Employees need to feel that there is a common goal between their own future and that of their organisation. They want to feel valued, make tangible contributions. They hope to make a difference to the workplace and their colleagues because they are professionally and emotionally involved in what they do.

In the current professional climate, however, employees are required to be agile, especially concerning technology, resulting in a continuous redevelopment of their skills. This can lead to demotivation and disengagement as many find it hard to keep up. For this reason, employers must find new ways in which to motivate their staff. 

Essential changes

In the last ten years, a strategy of “Learning to Engage” has proven to be vital in retaining staff and one of the most successful tools to improve employee engagement. Training allows employees to gain new skills and perfect those they already have, to become more agile and to improve processes as their skills evolve.

Research shows that 87% of millennials consider development to be important in their job and that 40% of employees who do not receive adequate training or opportunities for development will leave their job within five years. 

Find Courses’ 2018 Report shows that development training is five times more likely to be offered by top-performing companies and that employees engaged through such training exhibited greater engagement with the organisation as a whole. 

So, what are the steps that must be taken to engage an employee through learning and development? 

Recognise the importance of training

With the growing percentage of millennials in the workplace, careers are now based upon a continuous learning process. Millennials feel that their job must provide for their personal development. 
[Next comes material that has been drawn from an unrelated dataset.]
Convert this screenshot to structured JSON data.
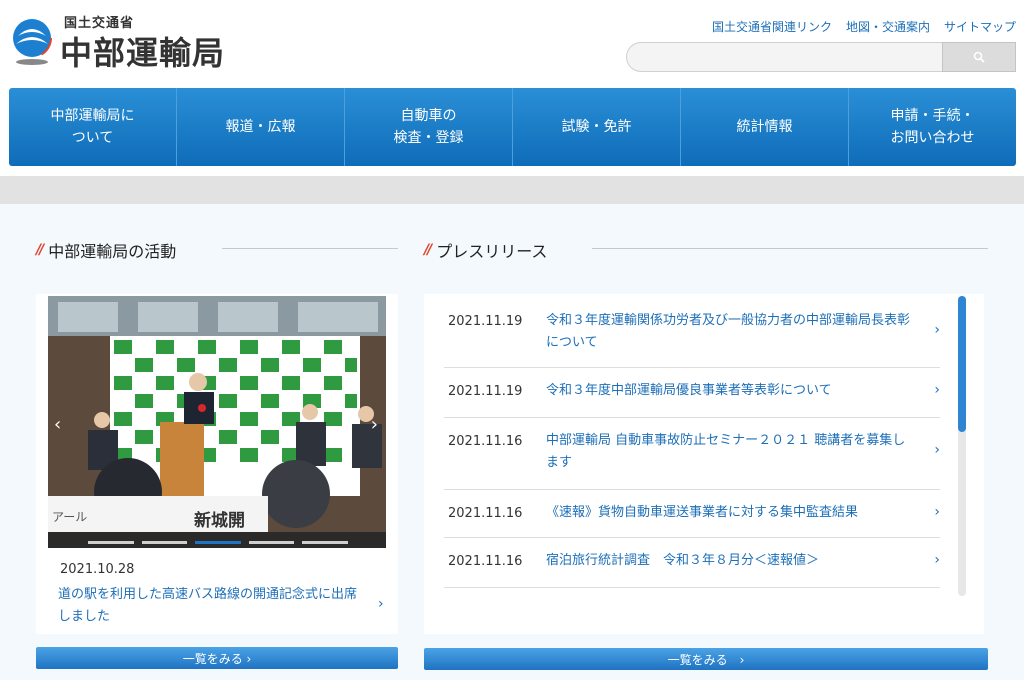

Get everyone on board and create a company-wide learning culture

Make training and development part of your mission, across the board. Senior executives have the ability to influence the workforce, so make them your learning champions.

Tailor the training according to different needs rather than attempting to treat everyone in the same way

Every employee has their own aspirations and has their own career path. Above all, people learn in different ways. Offer personalised training, possibly in various formats, to cater for all needs.

Use the technology

Training does not have to be boring! Make full use of current techniques and delivery channels including social media, podcasts, e-learning, gamification or virtual reality. Make it fun and engaging.

Measure progress

You can track progress through a Learning Management System that will also allow trainees to be in charge of their own learning journey and to analyse their strengths and areas for improvement. Your HR department can also use the tool to measure success and identify the top performers.

Award and recognise success

Rewarding top performers is key to increasing employee engagement and making your staff feel valued. It is a great way of putting employees at the centre of the organisation.

Involve your HR department

Make sure that your HR function provides staff with all the resources they need for their training. These include key development areas, clear and measurable goals and objectives, learning and evaluation methods, and so forth.

Learning and development are necessary to create a loyal and engaged workforce and to allow employees to grow with the organisation. With the right learning and development strategy, your organisation will retain talent, increase productivity and invest in its future. Learning and development is a great investment in people and the future of your organisation.